As a starting point, a report was generated with all TSH results reported in two randomly selected weeks. The EMRs of patients with results in the report were queried for thyroid disease, thyroid medications, and other criteria relevant to ensuring a euthyroid reference population. After excluding for these criteria, a reference population of 22,444 results from presumably healthy individuals was extracted from a total testing volume of 50,305. Data from pediatric patients from additional weeks were added and similar exclusions were applied, resulting in a reference population of 33,038 individuals.

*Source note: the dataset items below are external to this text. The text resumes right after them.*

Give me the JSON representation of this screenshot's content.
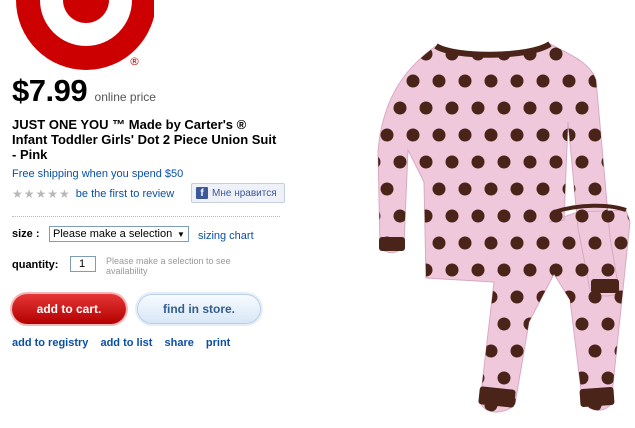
{
  "brand": {
    "logo": "target-bullseye-logo",
    "trademark": "®",
    "color": "#cc0000"
  },
  "price": {
    "amount": "$7.99",
    "note": "online price"
  },
  "product": {
    "title": "JUST ONE YOU ™ Made by Carter's ® Infant Toddler Girls' Dot 2 Piece Union Suit - Pink",
    "image": "pink-polka-dot-union-suit"
  },
  "shipping": {
    "text": "Free shipping when you spend $50"
  },
  "rating": {
    "stars": "★★★★★",
    "review_link": "be the first to review"
  },
  "social": {
    "like_label": "Мне нравится",
    "icon": "facebook-icon"
  },
  "size": {
    "label": "size :",
    "selected": "Please make a selection",
    "chart_link": "sizing chart"
  },
  "quantity": {
    "label": "quantity:",
    "value": "1",
    "note": "Please make a selection to see availability"
  },
  "actions": {
    "add_to_cart": "add to cart.",
    "find_in_store": "find in store."
  },
  "links": {
    "registry": "add to registry",
    "list": "add to list",
    "share": "share",
    "print": "print"
  },
  "colors": {
    "link": "#0a4fa6",
    "cart_button": "#cc0000",
    "garment": "#f0c8dc",
    "dots": "#4a2418"
  }
}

Large numbers of results allowed us to establish TSH reference intervals using the 2.5 and 97.5 percentiles for seven age brackets where the intervals for all but the youngest and oldest brackets were based on TSH results from over 3000 individuals. We were also able to compare data from the four most prevalent races in our racially diverse population, noting lower 97.5 percentile results in the black/African American cohort. The a posteriori-derived, age-specific TSH reference intervals were verified with a direct sampling study. Our data suggest increasing upper limits of normal with increasing age: 97.5 percentiles of 4.00, 4.37, 4.84, and 5.31 for age brackets 18-49, 50-64, 65-79, and > 80 years, respectively (2), where none of the upper limits had overlapping 90% confidence intervals. This increase of TSH in later life has been seen in other studies, and guidelines recommend treating elderly patients to higher TSH goals, yet most laboratories offer a single TSH reference interval for all adults. Offering age-specific TSH reference intervals could prevent inappropriate diagnoses of subclinical hypothyroidism in older patients.

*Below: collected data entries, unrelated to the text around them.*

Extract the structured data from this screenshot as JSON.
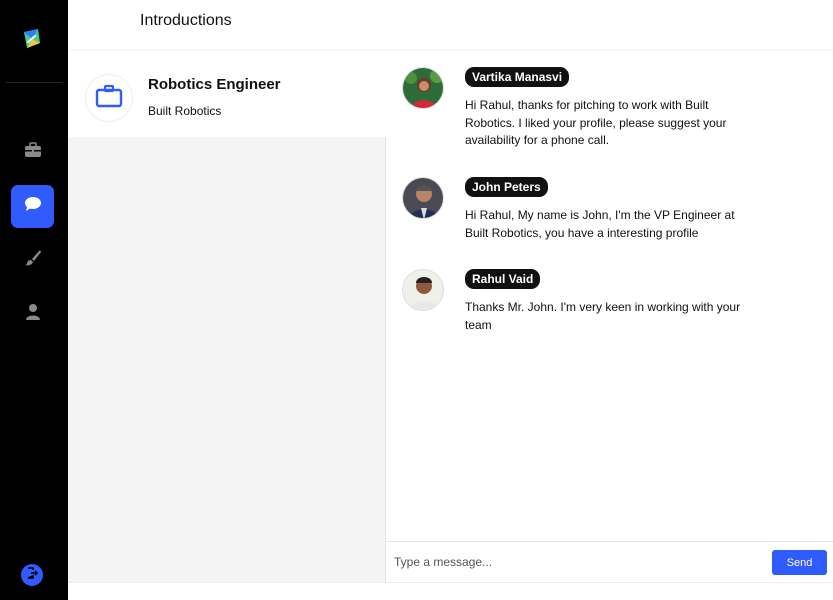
{
  "header": {
    "title": "Introductions"
  },
  "sidebar": {
    "logo_icon": "app-logo-icon",
    "items": [
      {
        "icon": "briefcase-icon",
        "active": false
      },
      {
        "icon": "chat-icon",
        "active": true
      },
      {
        "icon": "brush-icon",
        "active": false
      },
      {
        "icon": "user-icon",
        "active": false
      }
    ],
    "logout_icon": "logout-icon",
    "accent": "#2f5bff"
  },
  "conversation": {
    "title": "Robotics Engineer",
    "company": "Built Robotics",
    "icon": "briefcase-icon"
  },
  "messages": [
    {
      "name": "Vartika Manasvi",
      "text": "Hi Rahul, thanks for pitching to work with Built Robotics. I liked your profile, please suggest your availability for a phone call."
    },
    {
      "name": "John Peters",
      "text": "Hi Rahul, My name is John, I'm the VP Engineer at Built Robotics, you have a interesting profile"
    },
    {
      "name": "Rahul Vaid",
      "text": "Thanks Mr. John. I'm very keen in working with your team"
    }
  ],
  "composer": {
    "placeholder": "Type a message...",
    "send_label": "Send"
  }
}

Data mining makes it feasible to generate the large numbers of results required to establish age-specific reference intervals based on data from a laboratory’s own population. The a posteriori method has the added benefit of being able to use clinical exclusions based on diagnosis codes, laboratory data, and prescribed medications all found in the EMR to more precisely define a healthy reference population. This feature additionally allows a simpler interpretation of the data, as the central 95th percentile can be used without sophisticated statistics.


1. Horowitz GL, et al. Defining, establishing, and verifying reference intervals in the clinical laboratory; Approved guideline—third edition. C28-A3c 2010; 28:30.

2. Drees JC, et al. Reference intervals generated by electronic medical record data mining with clinical exclusions: age-specific intervals for thyroid-stimulating hormone from 33038 euthyroid patients. JALM 2018;3:231-239.